Эффективность подобного рода пропаганды демонстрирует одну из основных характеристик современных масс. Они не верят во что-то видимое, в реальность своего собственного опыта. Они не верят своим глазам и ушам, но верят только своему воображению, которое может постичь что-то такое, что одновременно и универсально и непротиворечиво самому себе. Не факты убеждают массы и даже не сфабрикованные факты, а только непротиворечивость системы, частью которой они, по-видимому, являются. Повторение, влияние которого несколько переоценено благодаря общей вере в примитивные способности масс к пониманию и запоминанию, важно только потому, что убеждает их в том, что непротиворечивость существует во времени.

Случайность, пронизывающая реальность, есть именно то, что массы отказываются признать. Массы предрасположены ко всем идеологиям, потому что они объясняют факты как простые примеры законов и отвергают случайные стечения обстоятельств, предполагая всеобъемлющую силу, которая должна лежать в основе каждого случая. Тоталитарная пропаганда преуспевает в уходе от реальности в фиктивный мир, от противоречий к непротиворечивости.

Главный недостаток тоталитарной пропаганды заключается в том, что она не может полностью удовлетворить тягу масс к совершенно непротиворечивому, постижимому и предсказуемому миру без серьезного конфликта со здравым смыслом. Если, например, все «исповеди» политических оппонентов в Советском Союзе произносились на одном и том же языке и подразумевали одни и те же мотивы, жаждущие непротиворечивости массы принимали фикцию в качестве высшего доказательства подлинности этих «исповедей», в то время как здравый смысл подсказывает нам, что именно эта непротиворечивость, не свойственная нормальному миру, доказывает сфабрикованность этих «исповедей». Пользуясь метафорами, можно сказать, что точно так же массы требовали постоянного повторения чуда Септуагинты, когда, согласно древней легенде, 70 переводов на греческий язык текстов Ветхого Завета, выполненные семьюдесятью не связанными друг с другом переводчиками, оказались совершенно идентичными друг другу. Здравый смысл может принять эту историю только в качестве легенды или чуда; хотя ее тоже можно привести в качестве доказательства необходимости абсолютной веры в каждое слово переводимого текста.

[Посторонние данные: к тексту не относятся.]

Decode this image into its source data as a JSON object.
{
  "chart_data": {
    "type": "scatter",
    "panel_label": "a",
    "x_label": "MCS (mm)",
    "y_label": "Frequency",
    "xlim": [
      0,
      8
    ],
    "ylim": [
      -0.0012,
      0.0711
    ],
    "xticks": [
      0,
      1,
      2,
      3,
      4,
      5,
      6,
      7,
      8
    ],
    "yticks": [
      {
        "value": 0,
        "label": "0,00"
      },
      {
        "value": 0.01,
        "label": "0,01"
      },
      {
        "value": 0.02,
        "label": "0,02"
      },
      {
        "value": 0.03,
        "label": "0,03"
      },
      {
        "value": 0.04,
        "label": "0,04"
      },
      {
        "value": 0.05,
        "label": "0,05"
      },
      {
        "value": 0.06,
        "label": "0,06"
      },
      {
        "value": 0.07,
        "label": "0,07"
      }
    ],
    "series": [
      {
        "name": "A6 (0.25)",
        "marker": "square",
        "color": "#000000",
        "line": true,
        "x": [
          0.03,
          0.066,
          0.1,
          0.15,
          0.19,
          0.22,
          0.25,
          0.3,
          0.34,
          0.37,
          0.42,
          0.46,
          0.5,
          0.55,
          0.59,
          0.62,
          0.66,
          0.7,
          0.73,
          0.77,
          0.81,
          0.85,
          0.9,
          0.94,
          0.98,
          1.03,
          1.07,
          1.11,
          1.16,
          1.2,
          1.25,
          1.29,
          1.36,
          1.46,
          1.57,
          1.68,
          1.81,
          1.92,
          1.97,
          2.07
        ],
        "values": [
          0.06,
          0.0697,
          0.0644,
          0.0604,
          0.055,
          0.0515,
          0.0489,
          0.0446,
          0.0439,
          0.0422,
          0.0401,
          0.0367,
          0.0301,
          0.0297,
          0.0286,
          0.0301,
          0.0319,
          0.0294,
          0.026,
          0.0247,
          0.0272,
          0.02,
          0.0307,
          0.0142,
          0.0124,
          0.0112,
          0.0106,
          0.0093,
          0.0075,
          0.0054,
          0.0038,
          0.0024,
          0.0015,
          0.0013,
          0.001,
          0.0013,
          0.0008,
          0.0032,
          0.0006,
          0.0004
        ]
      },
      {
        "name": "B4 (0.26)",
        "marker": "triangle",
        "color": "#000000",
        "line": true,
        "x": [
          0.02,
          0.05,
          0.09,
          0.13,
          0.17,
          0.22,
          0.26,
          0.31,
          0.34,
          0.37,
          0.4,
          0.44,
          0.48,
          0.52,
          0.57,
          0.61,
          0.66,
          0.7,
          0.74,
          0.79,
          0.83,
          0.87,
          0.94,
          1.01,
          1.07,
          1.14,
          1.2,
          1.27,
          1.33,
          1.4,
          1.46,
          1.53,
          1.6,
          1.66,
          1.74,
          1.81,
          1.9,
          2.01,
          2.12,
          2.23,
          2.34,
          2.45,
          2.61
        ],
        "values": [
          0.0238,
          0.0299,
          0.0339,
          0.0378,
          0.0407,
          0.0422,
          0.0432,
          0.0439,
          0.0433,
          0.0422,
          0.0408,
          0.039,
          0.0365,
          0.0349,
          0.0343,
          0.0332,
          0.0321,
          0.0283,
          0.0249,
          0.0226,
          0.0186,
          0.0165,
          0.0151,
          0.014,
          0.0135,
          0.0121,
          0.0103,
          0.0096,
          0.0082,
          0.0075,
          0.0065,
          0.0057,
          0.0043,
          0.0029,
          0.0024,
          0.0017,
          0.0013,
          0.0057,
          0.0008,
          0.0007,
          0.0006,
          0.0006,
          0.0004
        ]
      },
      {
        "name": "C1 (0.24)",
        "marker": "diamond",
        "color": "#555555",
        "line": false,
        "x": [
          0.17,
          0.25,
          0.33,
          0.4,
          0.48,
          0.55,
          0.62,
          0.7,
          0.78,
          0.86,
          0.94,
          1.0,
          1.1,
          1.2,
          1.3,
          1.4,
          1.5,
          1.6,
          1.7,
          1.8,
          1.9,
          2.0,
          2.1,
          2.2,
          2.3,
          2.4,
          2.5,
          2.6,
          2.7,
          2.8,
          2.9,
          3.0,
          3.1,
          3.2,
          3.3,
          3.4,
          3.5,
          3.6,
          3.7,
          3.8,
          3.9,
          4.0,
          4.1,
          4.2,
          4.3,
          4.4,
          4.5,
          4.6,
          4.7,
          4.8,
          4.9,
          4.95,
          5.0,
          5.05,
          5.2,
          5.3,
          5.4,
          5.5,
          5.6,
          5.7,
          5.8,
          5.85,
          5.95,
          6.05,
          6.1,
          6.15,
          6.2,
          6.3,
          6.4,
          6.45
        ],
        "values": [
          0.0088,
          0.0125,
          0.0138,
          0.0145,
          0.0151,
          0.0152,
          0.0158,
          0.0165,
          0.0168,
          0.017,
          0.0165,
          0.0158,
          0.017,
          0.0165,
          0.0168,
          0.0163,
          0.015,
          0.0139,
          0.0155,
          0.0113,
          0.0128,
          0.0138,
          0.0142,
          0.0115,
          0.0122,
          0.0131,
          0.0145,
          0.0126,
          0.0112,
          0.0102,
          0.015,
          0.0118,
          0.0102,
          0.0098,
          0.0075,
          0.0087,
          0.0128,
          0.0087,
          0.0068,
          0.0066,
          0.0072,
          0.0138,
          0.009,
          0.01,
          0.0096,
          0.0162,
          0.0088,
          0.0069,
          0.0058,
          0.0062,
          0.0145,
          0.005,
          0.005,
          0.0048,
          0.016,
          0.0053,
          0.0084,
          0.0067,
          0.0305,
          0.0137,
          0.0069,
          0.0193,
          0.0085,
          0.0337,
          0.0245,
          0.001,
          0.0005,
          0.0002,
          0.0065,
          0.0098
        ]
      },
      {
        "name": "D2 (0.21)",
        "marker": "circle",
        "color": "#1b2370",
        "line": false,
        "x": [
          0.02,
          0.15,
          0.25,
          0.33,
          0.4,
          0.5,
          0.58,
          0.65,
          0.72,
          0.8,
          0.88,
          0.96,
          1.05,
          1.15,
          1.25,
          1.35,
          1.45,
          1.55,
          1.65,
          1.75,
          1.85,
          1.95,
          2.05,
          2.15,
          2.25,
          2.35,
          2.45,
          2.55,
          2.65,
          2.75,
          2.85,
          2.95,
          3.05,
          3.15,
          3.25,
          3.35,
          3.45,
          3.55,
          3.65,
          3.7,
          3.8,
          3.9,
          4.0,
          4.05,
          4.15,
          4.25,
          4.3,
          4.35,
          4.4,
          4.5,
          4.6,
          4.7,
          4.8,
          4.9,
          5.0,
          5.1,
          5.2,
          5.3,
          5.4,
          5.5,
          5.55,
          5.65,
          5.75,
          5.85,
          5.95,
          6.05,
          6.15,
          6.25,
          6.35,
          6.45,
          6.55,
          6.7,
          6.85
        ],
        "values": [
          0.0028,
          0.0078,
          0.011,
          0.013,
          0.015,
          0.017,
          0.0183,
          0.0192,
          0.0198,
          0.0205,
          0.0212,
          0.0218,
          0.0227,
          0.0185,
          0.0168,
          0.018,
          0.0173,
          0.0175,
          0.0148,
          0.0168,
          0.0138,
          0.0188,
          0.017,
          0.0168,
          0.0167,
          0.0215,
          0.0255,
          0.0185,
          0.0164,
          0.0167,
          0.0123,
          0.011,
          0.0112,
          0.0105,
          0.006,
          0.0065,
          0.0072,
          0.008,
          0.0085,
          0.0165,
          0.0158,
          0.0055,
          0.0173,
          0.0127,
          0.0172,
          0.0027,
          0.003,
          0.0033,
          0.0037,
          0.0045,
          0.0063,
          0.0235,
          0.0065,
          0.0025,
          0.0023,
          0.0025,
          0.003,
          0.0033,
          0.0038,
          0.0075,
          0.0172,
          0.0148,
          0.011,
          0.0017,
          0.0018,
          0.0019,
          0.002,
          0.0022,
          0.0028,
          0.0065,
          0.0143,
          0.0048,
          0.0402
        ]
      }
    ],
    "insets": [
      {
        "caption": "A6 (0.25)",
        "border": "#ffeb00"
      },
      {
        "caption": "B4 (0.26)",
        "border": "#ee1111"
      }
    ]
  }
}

Другими словами, поскольку истинно, что массами овладевает желание уйти от реальности, потому что благодаря своей сущностной неприкаянности они больше не в состоянии постичь ее случайные, непонятные аспекты, также истинно и то, что их тоска по выдуманному миру имеет некоторую связь с теми способностями человеческого ума, чья структурная согласованность превосходит простую случайность. Уход масс от реальности — это обвинение против мира, в котором они вынуждены жить и в котором они жить не могут с тех пор, как случайность стала владыкой мира и люди стали нуждаться в постоянном упорядочении хаотических и случайных условий существования, приближающем их к искусственно построенной, относительно непротиворечивой модели. Восстание масс против «реализма», здравого смысла и всех «вероятностей мира» (Бёрк) было результатом их атомизации, потери ими социального статуса и всего арсенала коммуникативных связей, в структуре которых только и возможен здравый смысл. В их ситуации духовной и социальной неприкаянности здравое размышление над тем, что произвольно, а что планируемо, что случайно, а что необходимо, стало больше невозможно. Тоталитарная пропаганда может жестоко надругаться над здравым смыслом только там, где он потерял свою значимость. Из альтернативы роста анархии и абсолютной необоснованности гибели, с одной стороны, или твердой, фантастически выдуманной непротиворечивости идеологии, с другой, массы с большой долей вероятности всегда выберут последнее и будут готовы платить за это индивидуальными жертвами. И это происходит не потому, что они глупы или слабы, а потому, что в общей катастрофе этот выбор гарантирует им минимум самоуважения.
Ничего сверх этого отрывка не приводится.